Ramblings & ephemera

Henry Wirz, the Demon of Andersonville

From Carolyn Kleiner’s “The Demon of Andersonville” (Legal Affairs: September/October 2002):

During the last 14 months of the Civil War, nearly 13,000 Union prisoners of war died at the Confederate prison camp in Andersonville, Georgia – more than at Antietam, one of the war’s bloodiest battles, and more than at any of the other hundred or so Civil War prisons. Reports of atrocities at Andersonville and other Southern jails had been widely circulated in the North during the war, along with photos of severely emaciated inmates who to 21st-century eyes bear an unnerving resemblance to prisoners at Nazi concentration camps. Captain Henry Wirz was the commandant of the prison and, by the end of the war, he was one of the most infamous men in America. By a special military commission, he was convicted of conspiracy to intentionally harm Union prisoners and of personally murdering at least ten soldiers. The noose was for him. …

Many captured Union soldiers were kept in and around Richmond, but as the front lines edged south and Dixie jails started to overflow, the Confederate government planned a new facility in the small, out-of-the-way town of Andersonville. The site was chosen for its easy railroad access, an abundance of pine forests, and a clear creek that ran across the property – and because the town’s 20 or so residents didn’t object. The first load of prisoners arrived in February 1864, before construction was complete. From that point on, the trains never stopped.

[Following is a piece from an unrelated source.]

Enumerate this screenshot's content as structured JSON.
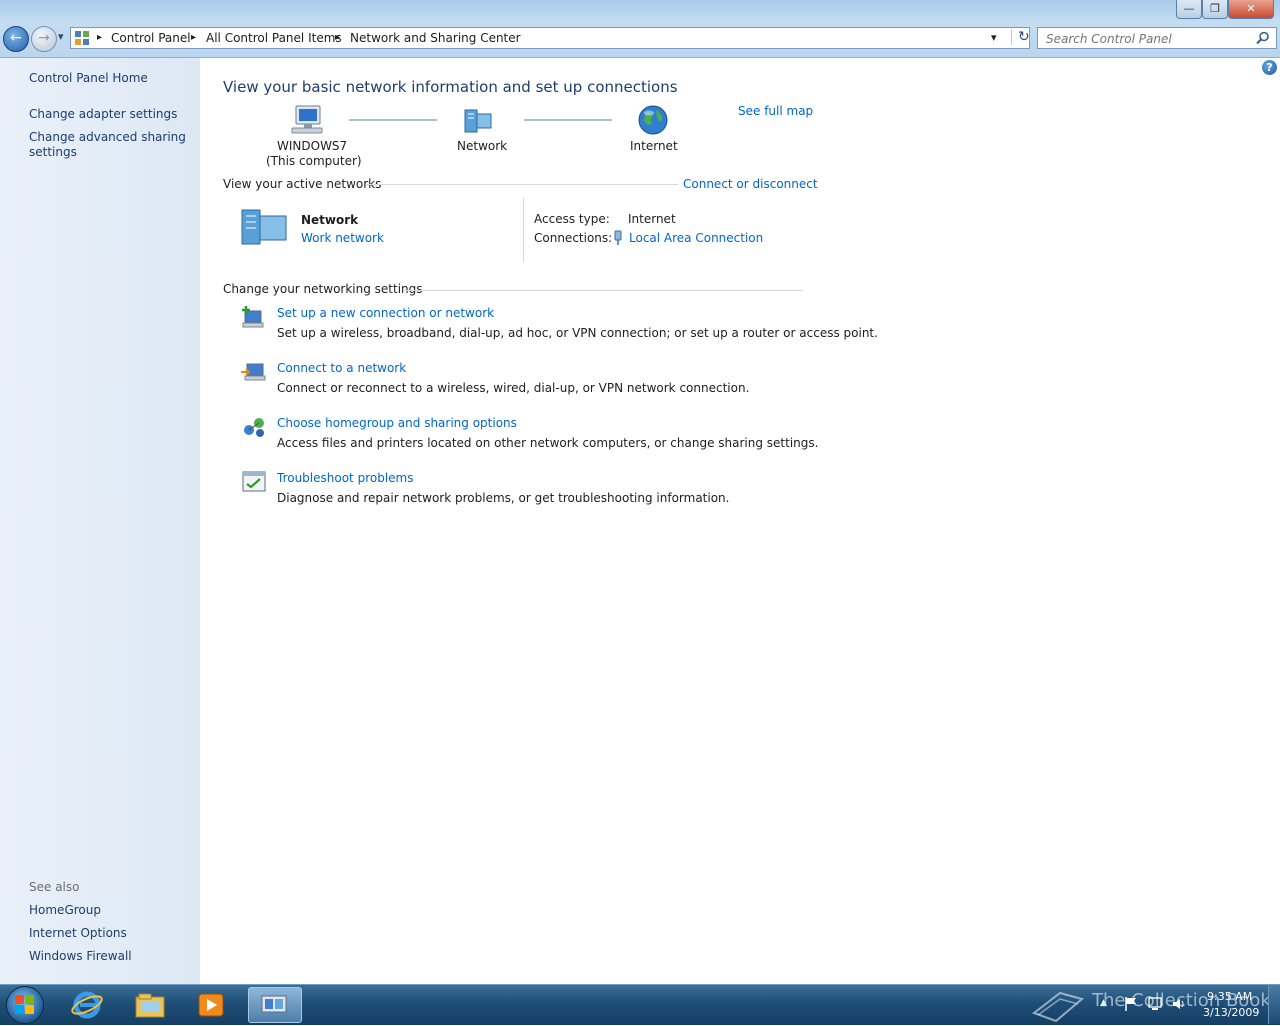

Built with the official name of Camp Sumter, the Andersonville prison consisted of a sixteen-and-a-half-acre dirt pen (later enlarged to twenty-six and a half acres), surrounded by a stockade made of rough-hewn, 15-foot-tall pine logs placed so close together it was impossible to see outside.

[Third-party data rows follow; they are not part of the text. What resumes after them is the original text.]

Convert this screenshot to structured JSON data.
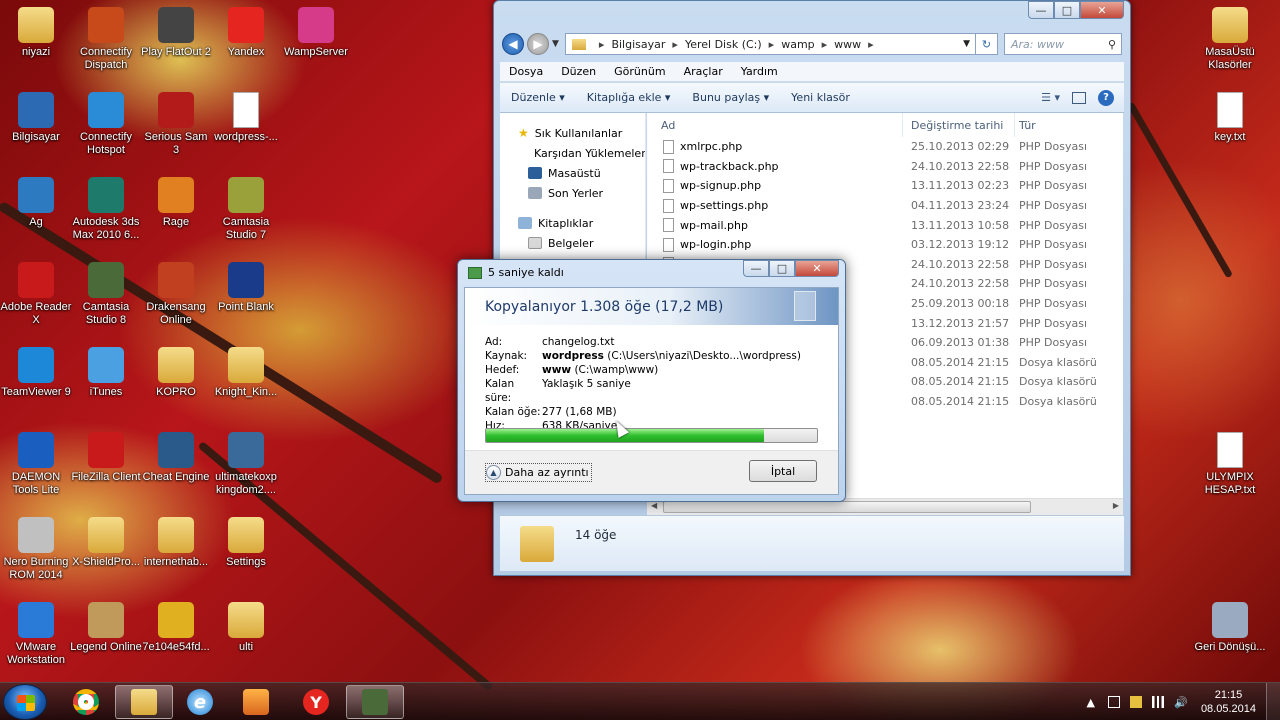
{
  "desktop": {
    "icons": [
      {
        "label": "niyazi"
      },
      {
        "label": "Connectify Dispatch"
      },
      {
        "label": "Play FlatOut 2"
      },
      {
        "label": "Yandex"
      },
      {
        "label": "WampServer"
      },
      {
        "label": "Bilgisayar"
      },
      {
        "label": "Connectify Hotspot"
      },
      {
        "label": "Serious Sam 3"
      },
      {
        "label": "wordpress-..."
      },
      {
        "label": "Ag"
      },
      {
        "label": "Autodesk 3ds Max 2010 6..."
      },
      {
        "label": "Rage"
      },
      {
        "label": "Camtasia Studio 7"
      },
      {
        "label": "Adobe Reader X"
      },
      {
        "label": "Camtasia Studio 8"
      },
      {
        "label": "Drakensang Online"
      },
      {
        "label": "Point Blank"
      },
      {
        "label": "TeamViewer 9"
      },
      {
        "label": "iTunes"
      },
      {
        "label": "KOPRO"
      },
      {
        "label": "Knight_Kin..."
      },
      {
        "label": "DAEMON Tools Lite"
      },
      {
        "label": "FileZilla Client"
      },
      {
        "label": "Cheat Engine"
      },
      {
        "label": "ultimatekoxp kingdom2...."
      },
      {
        "label": "Nero Burning ROM 2014"
      },
      {
        "label": "X-ShieldPro..."
      },
      {
        "label": "internethab..."
      },
      {
        "label": "Settings"
      },
      {
        "label": "VMware Workstation"
      },
      {
        "label": "Legend Online"
      },
      {
        "label": "7e104e54fd..."
      },
      {
        "label": "ulti"
      },
      {
        "label": "MasaÜstü Klasörler"
      },
      {
        "label": "key.txt"
      },
      {
        "label": "ULYMPIX HESAP.txt"
      },
      {
        "label": "Geri Dönüşü..."
      }
    ]
  },
  "explorer": {
    "address": [
      "Bilgisayar",
      "Yerel Disk (C:)",
      "wamp",
      "www"
    ],
    "search_placeholder": "Ara: www",
    "menu": [
      "Dosya",
      "Düzen",
      "Görünüm",
      "Araçlar",
      "Yardım"
    ],
    "commands": [
      "Düzenle ▾",
      "Kitaplığa ekle ▾",
      "Bunu paylaş ▾",
      "Yeni klasör"
    ],
    "nav": {
      "favorites": "Sık Kullanılanlar",
      "downloads": "Karşıdan Yüklemeler",
      "desktop": "Masaüstü",
      "recent": "Son Yerler",
      "libraries": "Kitaplıklar",
      "documents": "Belgeler"
    },
    "columns": {
      "name": "Ad",
      "date": "Değiştirme tarihi",
      "type": "Tür"
    },
    "files": [
      {
        "name": "xmlrpc.php",
        "date": "25.10.2013 02:29",
        "type": "PHP Dosyası"
      },
      {
        "name": "wp-trackback.php",
        "date": "24.10.2013 22:58",
        "type": "PHP Dosyası"
      },
      {
        "name": "wp-signup.php",
        "date": "13.11.2013 02:23",
        "type": "PHP Dosyası"
      },
      {
        "name": "wp-settings.php",
        "date": "04.11.2013 23:24",
        "type": "PHP Dosyası"
      },
      {
        "name": "wp-mail.php",
        "date": "13.11.2013 10:58",
        "type": "PHP Dosyası"
      },
      {
        "name": "wp-login.php",
        "date": "03.12.2013 19:12",
        "type": "PHP Dosyası"
      },
      {
        "name": "",
        "date": "24.10.2013 22:58",
        "type": "PHP Dosyası"
      },
      {
        "name": "",
        "date": "24.10.2013 22:58",
        "type": "PHP Dosyası"
      },
      {
        "name": "",
        "date": "25.09.2013 00:18",
        "type": "PHP Dosyası"
      },
      {
        "name": "",
        "date": "13.12.2013 21:57",
        "type": "PHP Dosyası"
      },
      {
        "name": "",
        "date": "06.09.2013 01:38",
        "type": "PHP Dosyası"
      },
      {
        "name": "",
        "date": "08.05.2014 21:15",
        "type": "Dosya klasörü"
      },
      {
        "name": "",
        "date": "08.05.2014 21:15",
        "type": "Dosya klasörü"
      },
      {
        "name": "",
        "date": "08.05.2014 21:15",
        "type": "Dosya klasörü"
      }
    ],
    "item_count": "14 öğe"
  },
  "copy_dialog": {
    "title": "5 saniye kaldı",
    "heading": "Kopyalanıyor 1.308 öğe (17,2 MB)",
    "rows": [
      {
        "key": "Ad:",
        "bold": "",
        "value": "changelog.txt"
      },
      {
        "key": "Kaynak:",
        "bold": "wordpress",
        "value": " (C:\\Users\\niyazi\\Deskto...\\wordpress)"
      },
      {
        "key": "Hedef:",
        "bold": "www",
        "value": " (C:\\wamp\\www)"
      },
      {
        "key": "Kalan süre:",
        "bold": "",
        "value": "Yaklaşık 5 saniye"
      },
      {
        "key": "Kalan öğe:",
        "bold": "",
        "value": "277 (1,68 MB)"
      },
      {
        "key": "Hız:",
        "bold": "",
        "value": "638 KB/saniye"
      }
    ],
    "progress": 0.84,
    "less_details": "Daha az ayrıntı",
    "cancel": "İptal"
  },
  "taskbar": {
    "time": "21:15",
    "date": "08.05.2014"
  }
}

Though conditions were initially a vast improvement over Richmond detention centers, problems grew in proportion to the number of inmates. By late summer 1864, the prison population made Andersonville one of the largest cities in the Confederacy. At its peak in August, the “bullpen,” built to lodge up to 10,000 enlisted men, held 33,000 grimy, gaunt prisoners, each one crammed into a living area the size of a coffin. Their only protections from the sun were “shebangs,” improvised shelters constructed from blankets, rags, and pine boughs, or dug into the hard, red Georgia clay.

As the war dragged on and the Rebel government fell further into disarray, its resources and supplies depleted more each day, Andersonville became increasingly ill-equipped to provide for its wards. Daily prison rations usually consisted of coarse cornmeal with small bits of cob still in it (very rough on Northern stomachs accustomed to wheat bread), around two ounces of beef or pork, often served raw and moldy, and occasionally beans or molasses. (Guards got the same gruel.) Too many inmates meant not enough water to go around, as well as too much human waste, and the once-clear stream that ran through the camp became polluted, covered with a thin layer of green slime. The stench of the place carried as far as the town of Americus, ten miles away. Prisoners suffered from afflictions ranging from diarrhea and dysentery to scurvy and a condition described in death records as “nostalgia,” when men seemed to stop wanting to live.

Between March and June of 1864, the number of casualties per month more than tripled, reaching 2,994 at the end of the summer – or around 100 men a day. …

After arriving in Andersonville, Wirz initiated a record system and reorganized the prisoners into small details of 90 men each. A believer in strict discipline, he preferred forms of punishment like putting a prisoner in stocks or shackling him to a ball and chain. He was concerned about escapes, so he built a “deadline” of posts approximately 15 feet inside the prison walls; if inmates crossed the line, they were to be shot, no questions asked. Hungry dogs were sent after any who managed to break out. …

Andersonville closed for good the day after Lee surrendered at Appomattox on April 9, 1865. Twelve thousand, nine hundred and twelve of the 45,000 men who did time there as inmates remained behind forever, buried shoulder to shoulder in the prison cemetery. …

The Union government had been loath to recognize the Confederacy as a separate nation during the war, but now that it was over the government made an exception, in order to prosecute Captain Wirz squarely. He was charged as a foreign enemy who had violated the international laws of war. The fact that he was born abroad may have made it easier for Americans to swallow the notion of a fellow citizen being tried for criminal behavior in a military commission. The rules of the commission provided more room to maneuver and allowed for a broader range of admissible evidence.